As integrated care systems become statutory bodies, the need for a focus on prevention and health promotion as well as excellent clinical care has never been clearer.

Over the next three to five years, Centre for Mental Health has estimated that mental health services in England will need additional capacity for 8.5 million adults and 1.5 million children and young people; a total of 10 million people. This investment in staffing, facilities and treatment should be made, but we also need to do much more to improve wellbeing and prevent mental illness from occurring in the first place.

Our aim is to support England’s 42 integrated care systems to use all their power, influence and budgets to improve the social determinants of mental health, like poverty and discrimination, and environmental factors like access to decent housing and green space, as well as providing parity for high quality clinical mental health services and social care as soon as needed.

We are asking integrated care systems to take this wider approach because even with additional resources, the demand for mental health services is far outstripping capacity with referrals to children’s mental health services alone up 134% in a year.

The size and nature of the challenge means that treatment alone cannot manage this crisis

The demand for mental health services is being driven by the worsening circumstances of many people’s lives with a decade of austerity cuts, especially to the incomes of the poorest and their services, being followed by the hardships of the Covid-19 pandemic and the cost of living crisis.

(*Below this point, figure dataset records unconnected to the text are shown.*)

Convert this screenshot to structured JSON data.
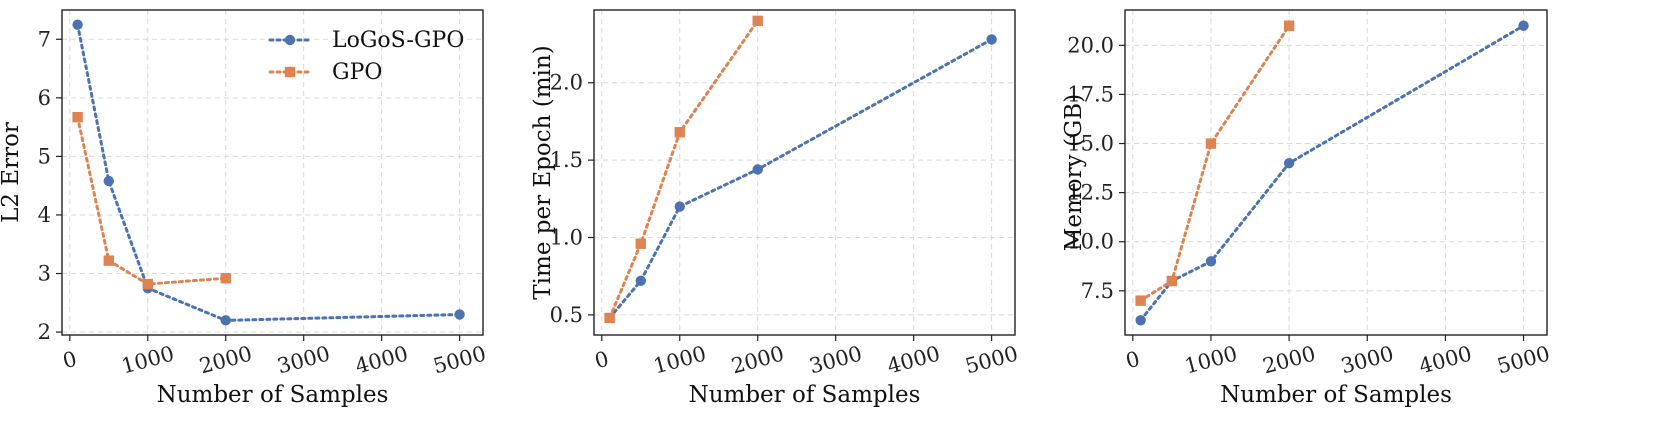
{
  "colors": {
    "logos_gpo": "#4C72B0",
    "gpo": "#DD8452"
  },
  "legend": {
    "location": "top-right",
    "items": [
      "LoGoS-GPO",
      "GPO"
    ]
  },
  "chart_data": [
    {
      "type": "line",
      "title": "",
      "xlabel": "Number of Samples",
      "ylabel": "L2 Error",
      "xlim": [
        -100,
        5300
      ],
      "ylim": [
        1.95,
        7.5
      ],
      "xticks": [
        0,
        1000,
        2000,
        3000,
        4000,
        5000
      ],
      "yticks": [
        2,
        3,
        4,
        5,
        6,
        7
      ],
      "ytick_labels": [
        "2",
        "3",
        "4",
        "5",
        "6",
        "7"
      ],
      "grid": true,
      "series": [
        {
          "name": "LoGoS-GPO",
          "marker": "circle",
          "x": [
            100,
            500,
            1000,
            2000,
            5000
          ],
          "y": [
            7.25,
            4.58,
            2.75,
            2.2,
            2.3
          ]
        },
        {
          "name": "GPO",
          "marker": "square",
          "x": [
            100,
            500,
            1000,
            2000
          ],
          "y": [
            5.67,
            3.22,
            2.82,
            2.92
          ]
        }
      ]
    },
    {
      "type": "line",
      "title": "",
      "xlabel": "Number of Samples",
      "ylabel": "Time per Epoch (min)",
      "xlim": [
        -100,
        5300
      ],
      "ylim": [
        0.37,
        2.47
      ],
      "xticks": [
        0,
        1000,
        2000,
        3000,
        4000,
        5000
      ],
      "yticks": [
        0.5,
        1.0,
        1.5,
        2.0
      ],
      "ytick_labels": [
        "0.5",
        "1.0",
        "1.5",
        "2.0"
      ],
      "grid": true,
      "series": [
        {
          "name": "LoGoS-GPO",
          "marker": "circle",
          "x": [
            100,
            500,
            1000,
            2000,
            5000
          ],
          "y": [
            0.48,
            0.72,
            1.2,
            1.44,
            2.28
          ]
        },
        {
          "name": "GPO",
          "marker": "square",
          "x": [
            100,
            500,
            1000,
            2000
          ],
          "y": [
            0.48,
            0.96,
            1.68,
            2.4
          ]
        }
      ]
    },
    {
      "type": "line",
      "title": "",
      "xlabel": "Number of Samples",
      "ylabel": "Memory (GB)",
      "xlim": [
        -100,
        5300
      ],
      "ylim": [
        5.25,
        21.8
      ],
      "xticks": [
        0,
        1000,
        2000,
        3000,
        4000,
        5000
      ],
      "yticks": [
        7.5,
        10.0,
        12.5,
        15.0,
        17.5,
        20.0
      ],
      "ytick_labels": [
        "7.5",
        "10.0",
        "12.5",
        "15.0",
        "17.5",
        "20.0"
      ],
      "grid": true,
      "series": [
        {
          "name": "LoGoS-GPO",
          "marker": "circle",
          "x": [
            100,
            500,
            1000,
            2000,
            5000
          ],
          "y": [
            6.0,
            8.0,
            9.0,
            14.0,
            21.0
          ]
        },
        {
          "name": "GPO",
          "marker": "square",
          "x": [
            100,
            500,
            1000,
            2000
          ],
          "y": [
            7.0,
            8.0,
            15.0,
            21.0
          ]
        }
      ]
    }
  ]
}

Whilst high quality clinical services are vital, research suggests that health care accounts for about 20% of health outcomes. The size and nature of the challenge means that treatment alone cannot manage this crisis – we also must address the factors that make up the other 80%. Principal among these factors is poverty, which is associated with more years of lost life than smoking and obesity combined.

It is vital that central government, which holds many of the levers that can alleviate poverty such as welfare, tax credit, childcare, insulation and minimum wage policies, does much more to alleviate poverty, as we have called for in our submission to the cross-government mental health strategy consultation.

But integrated care systems can also play their part, for example by supporting all constituent members to become Living Wage Foundation accredited, using social value procurement to hire, train and buy more locally (especially from vulnerable groups), and supporting environmental improvements like active travel and access to decent housing and green space.

Centre for Mental Health is already working with integrated care systems in Greater Manchester and the West Midlands and would welcome the opportunity to support others in becoming mentally healthier.